Naming and Nomenclature
Vilius Bartninkas (Vilnius)
The Greek Gods and the Planetary Names
It is a well-known fact that planets carry the names of Greek gods, but the origins of this association are clouded in speculation. Our earliest textual evidence, which contains a list of planets with such names (Hermes, Aphrodite, Ares, Zeus, and Cronos), are Aristotle's Metaphysics (1073b17–38; with De Caelo, 292a5) and the Pseudo-Platonic Epinomis (987b2–c7). It shows that the project of naming the planets dates back to at least Plato's Academy. In an influential paper, Franz Cumont (1935) has submitted that this project may have had an even earlier origin and argued that the Greek names correspond to the Babylonian gods, which were transmitted to the Academy via the Pythagoreans.

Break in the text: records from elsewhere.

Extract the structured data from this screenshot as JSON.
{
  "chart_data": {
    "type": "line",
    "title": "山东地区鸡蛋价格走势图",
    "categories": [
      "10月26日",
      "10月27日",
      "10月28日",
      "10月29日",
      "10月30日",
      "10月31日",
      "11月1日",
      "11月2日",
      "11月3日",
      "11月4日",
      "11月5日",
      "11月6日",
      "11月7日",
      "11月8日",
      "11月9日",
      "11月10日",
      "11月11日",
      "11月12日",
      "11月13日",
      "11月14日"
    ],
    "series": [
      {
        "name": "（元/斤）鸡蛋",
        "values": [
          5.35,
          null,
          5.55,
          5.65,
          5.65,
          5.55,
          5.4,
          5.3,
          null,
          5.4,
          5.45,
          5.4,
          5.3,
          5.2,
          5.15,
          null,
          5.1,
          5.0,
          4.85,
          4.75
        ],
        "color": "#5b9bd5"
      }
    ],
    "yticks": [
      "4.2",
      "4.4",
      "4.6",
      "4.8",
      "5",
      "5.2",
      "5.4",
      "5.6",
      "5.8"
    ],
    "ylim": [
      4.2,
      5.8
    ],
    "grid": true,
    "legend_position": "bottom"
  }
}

Moreover, he claimed that the five identifications were carried out on the functional basis, i.e. the qualities of the Greek gods correspond to their Babylonian counterparts (Hermes/Nambu, Aphrodite/Ishtar, Ares/Nergal, Zeus/Marduk, Cronos/Ninurta). On this reading, it seems that the Greek astronomers simply inherited the names from the Babylonians. In my paper, I shall revisit Cumont's thesis with the aim to show two points: (a) the Pythagoreans distributed the divine names in a way that could not establish such a line of transmission; (b) the wider context of the astronomical lists in Aristotle and Pseudo-Plato shows that they did not attach the names on the functional basis—in fact, they had no single strategy of naming the planets. I shall conclude my paper with a tentative speculation on the philosophical (and Platonic) meaning of giving the divine names to planets.

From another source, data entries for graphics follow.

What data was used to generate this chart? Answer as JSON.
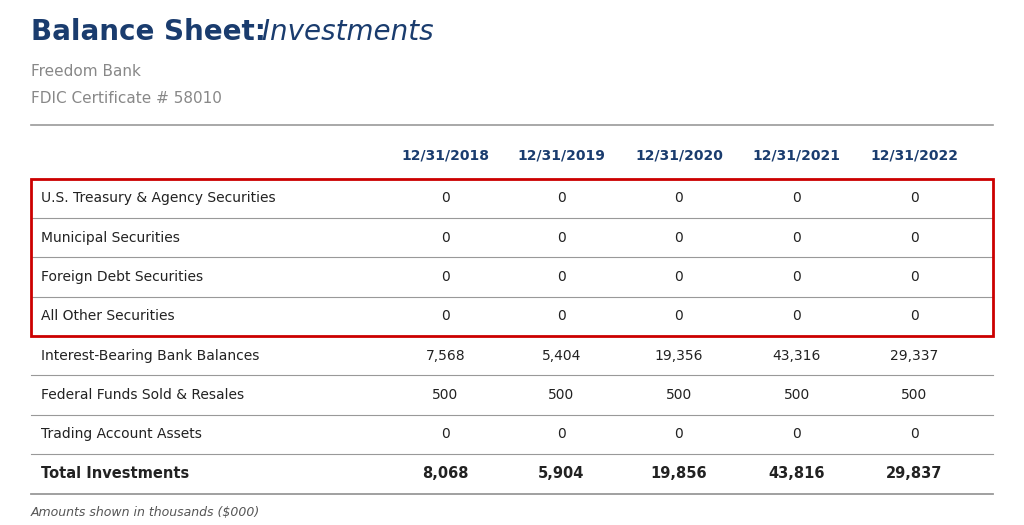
{
  "title_bold": "Balance Sheet:",
  "title_regular": " Investments",
  "subtitle1": "Freedom Bank",
  "subtitle2": "FDIC Certificate # 58010",
  "columns": [
    "12/31/2018",
    "12/31/2019",
    "12/31/2020",
    "12/31/2021",
    "12/31/2022"
  ],
  "rows": [
    {
      "label": "U.S. Treasury & Agency Securities",
      "values": [
        "0",
        "0",
        "0",
        "0",
        "0"
      ],
      "boxed": true,
      "bold": false
    },
    {
      "label": "Municipal Securities",
      "values": [
        "0",
        "0",
        "0",
        "0",
        "0"
      ],
      "boxed": true,
      "bold": false
    },
    {
      "label": "Foreign Debt Securities",
      "values": [
        "0",
        "0",
        "0",
        "0",
        "0"
      ],
      "boxed": true,
      "bold": false
    },
    {
      "label": "All Other Securities",
      "values": [
        "0",
        "0",
        "0",
        "0",
        "0"
      ],
      "boxed": true,
      "bold": false
    },
    {
      "label": "Interest-Bearing Bank Balances",
      "values": [
        "7,568",
        "5,404",
        "19,356",
        "43,316",
        "29,337"
      ],
      "boxed": false,
      "bold": false
    },
    {
      "label": "Federal Funds Sold & Resales",
      "values": [
        "500",
        "500",
        "500",
        "500",
        "500"
      ],
      "boxed": false,
      "bold": false
    },
    {
      "label": "Trading Account Assets",
      "values": [
        "0",
        "0",
        "0",
        "0",
        "0"
      ],
      "boxed": false,
      "bold": false
    },
    {
      "label": "Total Investments",
      "values": [
        "8,068",
        "5,904",
        "19,856",
        "43,816",
        "29,837"
      ],
      "boxed": false,
      "bold": true
    }
  ],
  "footer": "Amounts shown in thousands ($000)",
  "title_bold_color": "#1a3c6e",
  "title_regular_color": "#1a3c6e",
  "subtitle_color": "#888888",
  "header_color": "#1a3c6e",
  "box_color": "#cc0000",
  "background_color": "#ffffff",
  "separator_color": "#aaaaaa",
  "text_color": "#222222",
  "footer_color": "#555555"
}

Federico Valenti (Independent Researcher)
'To Explain the Heavens': A Summary on Astronomical Terminology in the Shi Tian 釋天
The early Chinese synonymicon Erya 爾雅 (Approaching Elegance; 3rd century BCE) has been almost unanimously acknowledged as an influential model of what a lexicon should be in the Chinese literary tradition (South Coblin 2017, Bottéro 2017). Among its taxonomically organized chapters, Shi Tian 釋天 (Glosses on Heaven) is a terse compendium of astronomical, calendrical, and meteorological terms that were considered part of the “official nomenclature” in a period where the unification of the Chinese language was fundamental to develop and organise a unified and cohesive Empire. By analysing the Shi Tian, it is possible not only to understand the richness of Classical Chinese astronomical terminology, but also to discover the complex relationship with the concept of 'heaven': this umbrella term encompassed all the aspects regarding constellations, planets, seasons, wind, rain, as well as ritual hunting and sacrifices.